Rauner allows Illinois township to eliminate itself

Rauner allows Illinois township to eliminate itself

Gov. Bruce Rauner’s signature authorizing Belleville Township to dissolve highlights a flawed process that prevents consolidation in a state that desperately needs it.

Illinois has too many units of government – nearly 7,000 local taxing bodies, far more than any other state in the country. House Bill 3693 puts the wheels in motion to dissolve one of them.

Gov. Bruce Rauner signed this bill on Aug. 28, which would allow the dissolution of Belleville Township under a vote from the township board. According to a report from The Associated Press:

“Trustee Joy Schreiber told the Belleville News Democrat that less than a fourth of the township’s spending for the year was on its only duty, which is general assistance.

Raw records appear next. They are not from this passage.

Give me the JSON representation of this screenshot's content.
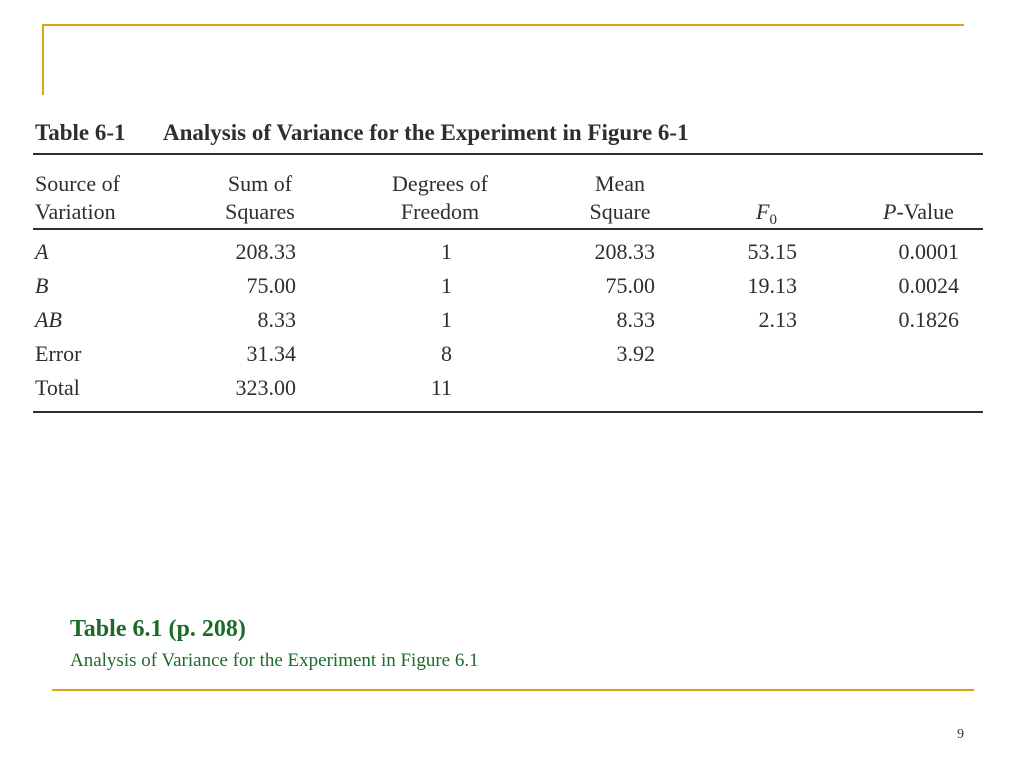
{
  "slide": {
    "table_heading_number": "Table 6-1",
    "table_heading_text": "Analysis of Variance for the Experiment in Figure 6-1",
    "caption_title": "Table 6.1  (p. 208)",
    "caption_subtitle": "Analysis of Variance for the Experiment in Figure 6.1",
    "page_number": "9",
    "accent_color": "#d9a514",
    "caption_color": "#1d6b2a"
  },
  "table": {
    "headers": {
      "source_1": "Source of",
      "source_2": "Variation",
      "ss_1": "Sum of",
      "ss_2": "Squares",
      "df_1": "Degrees of",
      "df_2": "Freedom",
      "ms_1": "Mean",
      "ms_2": "Square",
      "f_main": "F",
      "f_sub": "0",
      "p_italic": "P",
      "p_rest": "-Value"
    },
    "rows": [
      {
        "source": "A",
        "ss": "208.33",
        "df": "1",
        "ms": "208.33",
        "f": "53.15",
        "p": "0.0001"
      },
      {
        "source": "B",
        "ss": "75.00",
        "df": "1",
        "ms": "75.00",
        "f": "19.13",
        "p": "0.0024"
      },
      {
        "source": "AB",
        "ss": "8.33",
        "df": "1",
        "ms": "8.33",
        "f": "2.13",
        "p": "0.1826"
      },
      {
        "source": "Error",
        "ss": "31.34",
        "df": "8",
        "ms": "3.92",
        "f": "",
        "p": ""
      },
      {
        "source": "Total",
        "ss": "323.00",
        "df": "11",
        "ms": "",
        "f": "",
        "p": ""
      }
    ]
  }
}
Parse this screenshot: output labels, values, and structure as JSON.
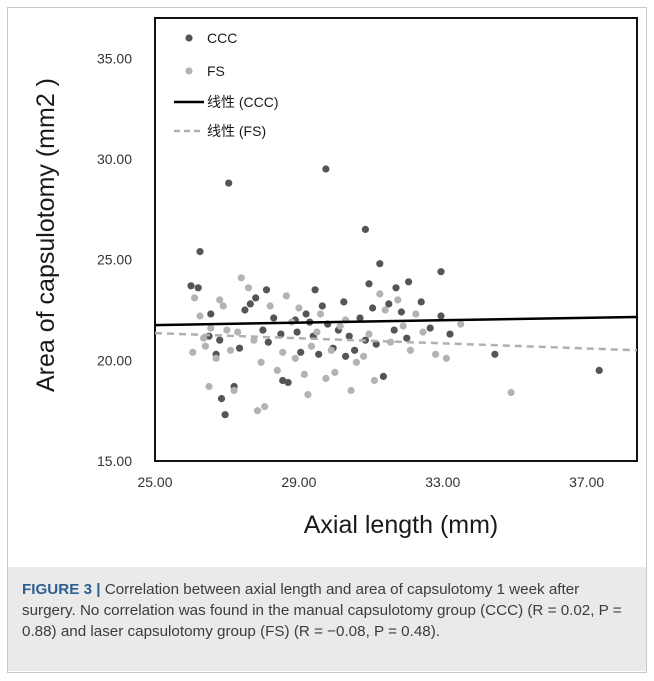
{
  "figure": {
    "caption_label": "FIGURE 3",
    "caption_separator": "|",
    "caption_text": "Correlation between axial length and area of capsulotomy 1 week after surgery. No correlation was found in the manual capsulotomy group (CCC) (R = 0.02, P = 0.88) and laser capsulotomy group (FS) (R = −0.08, P = 0.48)."
  },
  "chart_data": {
    "type": "scatter",
    "title": "",
    "xlabel": "Axial length (mm)",
    "ylabel": "Area of capsulotomy (mm2 )",
    "xlim": [
      25,
      38.4
    ],
    "ylim": [
      15,
      37
    ],
    "x_ticks": [
      "25.00",
      "29.00",
      "33.00",
      "37.00"
    ],
    "y_ticks": [
      "15.00",
      "20.00",
      "25.00",
      "30.00",
      "35.00"
    ],
    "grid": false,
    "legend_position": "top-left",
    "colors": {
      "CCC": "#555555",
      "FS": "#b3b3b3",
      "fit_CCC": "#000000",
      "fit_FS": "#b0b0b0"
    },
    "series": [
      {
        "name": "CCC",
        "kind": "points",
        "points": [
          [
            27.05,
            28.8
          ],
          [
            29.75,
            29.5
          ],
          [
            30.85,
            26.5
          ],
          [
            31.25,
            24.8
          ],
          [
            26.25,
            25.4
          ],
          [
            26.0,
            23.7
          ],
          [
            26.2,
            23.6
          ],
          [
            26.5,
            21.2
          ],
          [
            26.55,
            22.3
          ],
          [
            26.8,
            21.0
          ],
          [
            26.85,
            18.1
          ],
          [
            26.95,
            17.3
          ],
          [
            27.2,
            18.7
          ],
          [
            27.5,
            22.5
          ],
          [
            27.65,
            22.8
          ],
          [
            27.8,
            23.1
          ],
          [
            28.0,
            21.5
          ],
          [
            28.15,
            20.9
          ],
          [
            28.3,
            22.1
          ],
          [
            28.5,
            21.3
          ],
          [
            28.55,
            19.0
          ],
          [
            28.7,
            18.9
          ],
          [
            28.9,
            22.0
          ],
          [
            28.95,
            21.4
          ],
          [
            29.05,
            20.4
          ],
          [
            29.2,
            22.3
          ],
          [
            29.3,
            21.9
          ],
          [
            29.4,
            21.2
          ],
          [
            29.45,
            23.5
          ],
          [
            29.55,
            20.3
          ],
          [
            29.65,
            22.7
          ],
          [
            29.8,
            21.8
          ],
          [
            29.95,
            20.6
          ],
          [
            30.1,
            21.5
          ],
          [
            30.25,
            22.9
          ],
          [
            30.4,
            21.2
          ],
          [
            30.55,
            20.5
          ],
          [
            30.7,
            22.1
          ],
          [
            30.85,
            21.0
          ],
          [
            30.95,
            23.8
          ],
          [
            31.05,
            22.6
          ],
          [
            31.15,
            20.8
          ],
          [
            31.35,
            19.2
          ],
          [
            31.5,
            22.8
          ],
          [
            31.65,
            21.5
          ],
          [
            31.7,
            23.6
          ],
          [
            31.85,
            22.4
          ],
          [
            32.0,
            21.1
          ],
          [
            32.05,
            23.9
          ],
          [
            32.4,
            22.9
          ],
          [
            32.65,
            21.6
          ],
          [
            32.95,
            24.4
          ],
          [
            32.95,
            22.2
          ],
          [
            33.2,
            21.3
          ],
          [
            34.45,
            20.3
          ],
          [
            37.35,
            19.5
          ],
          [
            27.35,
            20.6
          ],
          [
            28.1,
            23.5
          ],
          [
            26.7,
            20.3
          ],
          [
            30.3,
            20.2
          ]
        ]
      },
      {
        "name": "FS",
        "kind": "points",
        "points": [
          [
            26.1,
            23.1
          ],
          [
            26.25,
            22.2
          ],
          [
            26.35,
            21.1
          ],
          [
            26.4,
            20.7
          ],
          [
            26.5,
            18.7
          ],
          [
            26.55,
            21.6
          ],
          [
            26.7,
            20.1
          ],
          [
            26.9,
            22.7
          ],
          [
            27.0,
            21.5
          ],
          [
            27.1,
            20.5
          ],
          [
            27.2,
            18.5
          ],
          [
            27.3,
            21.4
          ],
          [
            27.4,
            24.1
          ],
          [
            27.6,
            23.6
          ],
          [
            27.75,
            21.0
          ],
          [
            27.85,
            17.5
          ],
          [
            27.95,
            19.9
          ],
          [
            28.05,
            17.7
          ],
          [
            28.2,
            22.7
          ],
          [
            28.4,
            19.5
          ],
          [
            28.55,
            20.4
          ],
          [
            28.65,
            23.2
          ],
          [
            28.8,
            21.9
          ],
          [
            28.9,
            20.1
          ],
          [
            29.0,
            22.6
          ],
          [
            29.15,
            19.3
          ],
          [
            29.25,
            18.3
          ],
          [
            29.35,
            20.7
          ],
          [
            29.5,
            21.4
          ],
          [
            29.6,
            22.3
          ],
          [
            29.75,
            19.1
          ],
          [
            29.9,
            20.5
          ],
          [
            30.0,
            19.4
          ],
          [
            30.15,
            21.7
          ],
          [
            30.3,
            22.0
          ],
          [
            30.45,
            18.5
          ],
          [
            30.6,
            19.9
          ],
          [
            30.8,
            20.2
          ],
          [
            30.95,
            21.3
          ],
          [
            31.1,
            19.0
          ],
          [
            31.25,
            23.3
          ],
          [
            31.4,
            22.5
          ],
          [
            31.55,
            20.9
          ],
          [
            31.75,
            23.0
          ],
          [
            31.9,
            21.7
          ],
          [
            32.1,
            20.5
          ],
          [
            32.25,
            22.3
          ],
          [
            32.45,
            21.4
          ],
          [
            32.8,
            20.3
          ],
          [
            33.1,
            20.1
          ],
          [
            33.5,
            21.8
          ],
          [
            34.9,
            18.4
          ],
          [
            26.05,
            20.4
          ],
          [
            26.8,
            23.0
          ]
        ]
      },
      {
        "name": "线性 (CCC)",
        "kind": "fit",
        "from": [
          25.0,
          21.75
        ],
        "to": [
          38.4,
          22.15
        ]
      },
      {
        "name": "线性 (FS)",
        "kind": "fit",
        "from": [
          25.0,
          21.35
        ],
        "to": [
          38.4,
          20.5
        ]
      }
    ]
  }
}
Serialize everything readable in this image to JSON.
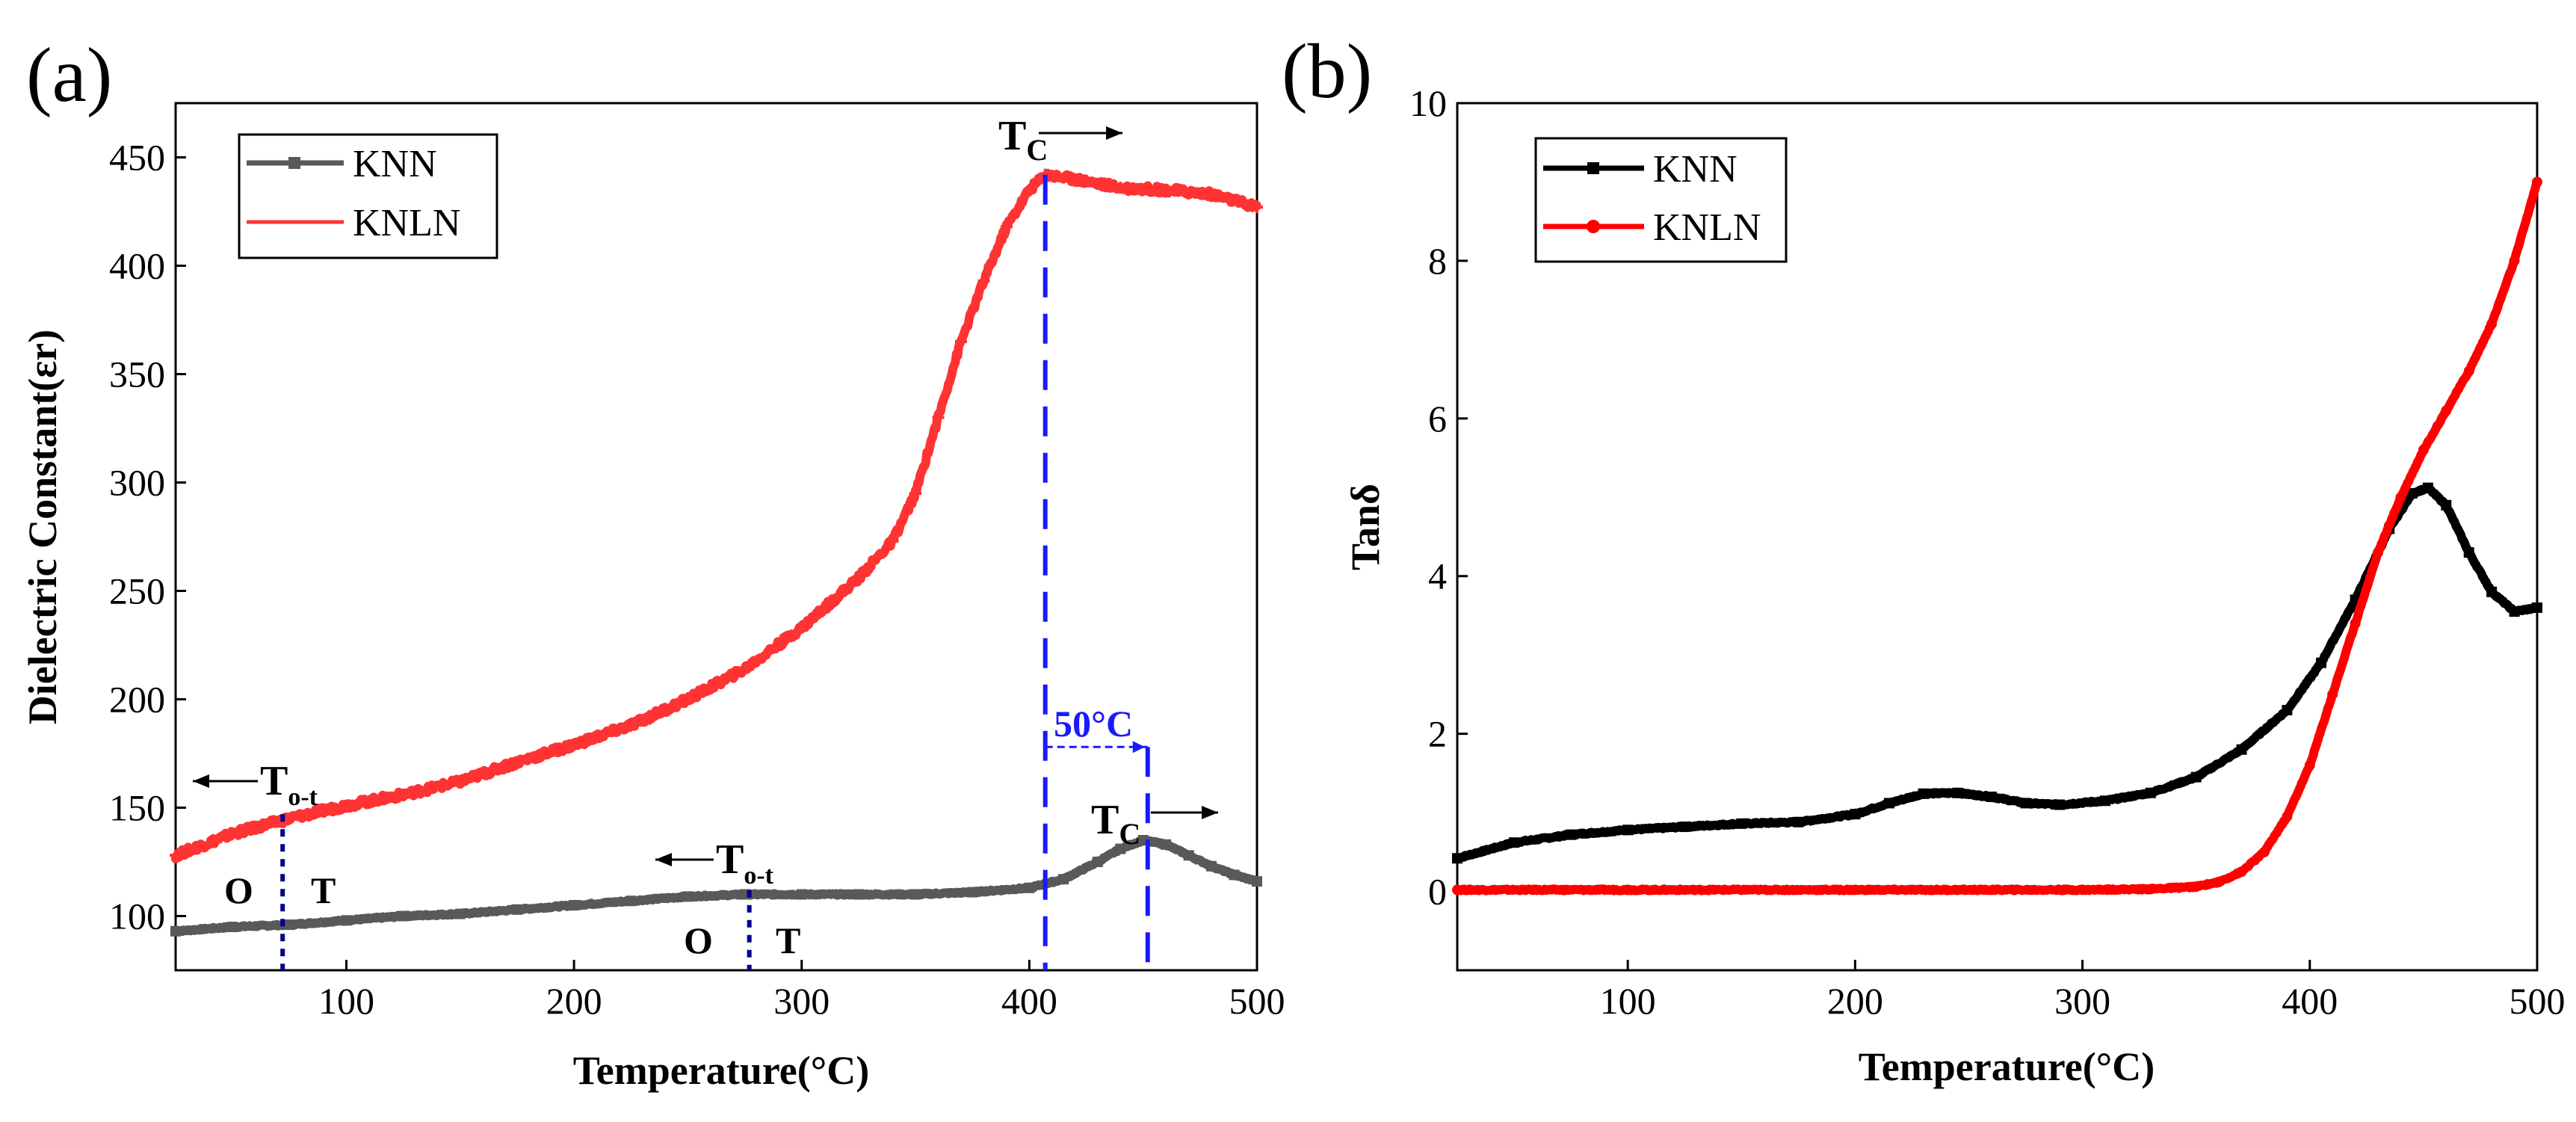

“Belleville City Clerk Dallas Cook says if the township board votes to dissolve the township, the Belleville City Council must pass an ordinance accepting the township’s responsibilities.”

HB 3693 is a step in the right direction – but the process by which Belleville Township has to get permission to dissolve is an obstacle to reducing the number of governments in Illinois. No state procedure exists by which local voters can eliminate a single township, meaning the state has to specifically authorize every single taxing body’s dissolution.

Voters can only act to rid an entire county of townships at once, and it’s almost impossible. In order to place a binding referendum on the ballot, advocates must collect petitions signatures of 10 percent of the registered voters in each of the county’s townships – all in 90 days.

In 2014, voters in Cook County’s Evanston Township voted to disband after the Illinois General Assembly passed specific legislation authorizing the vote, marking the first time a township had been eliminated since 1932. The village of Evanston took over its functions.

There’s a lot more work to do to bring the number of governments down to size. A resident living in Buffalo Grove, for example, pays into 18 local taxing bodies.

In suburban DuPage County – with a population of nearly 1 million people – there are 203 government entities. In Nevada, with a population three times that size, there are just 198.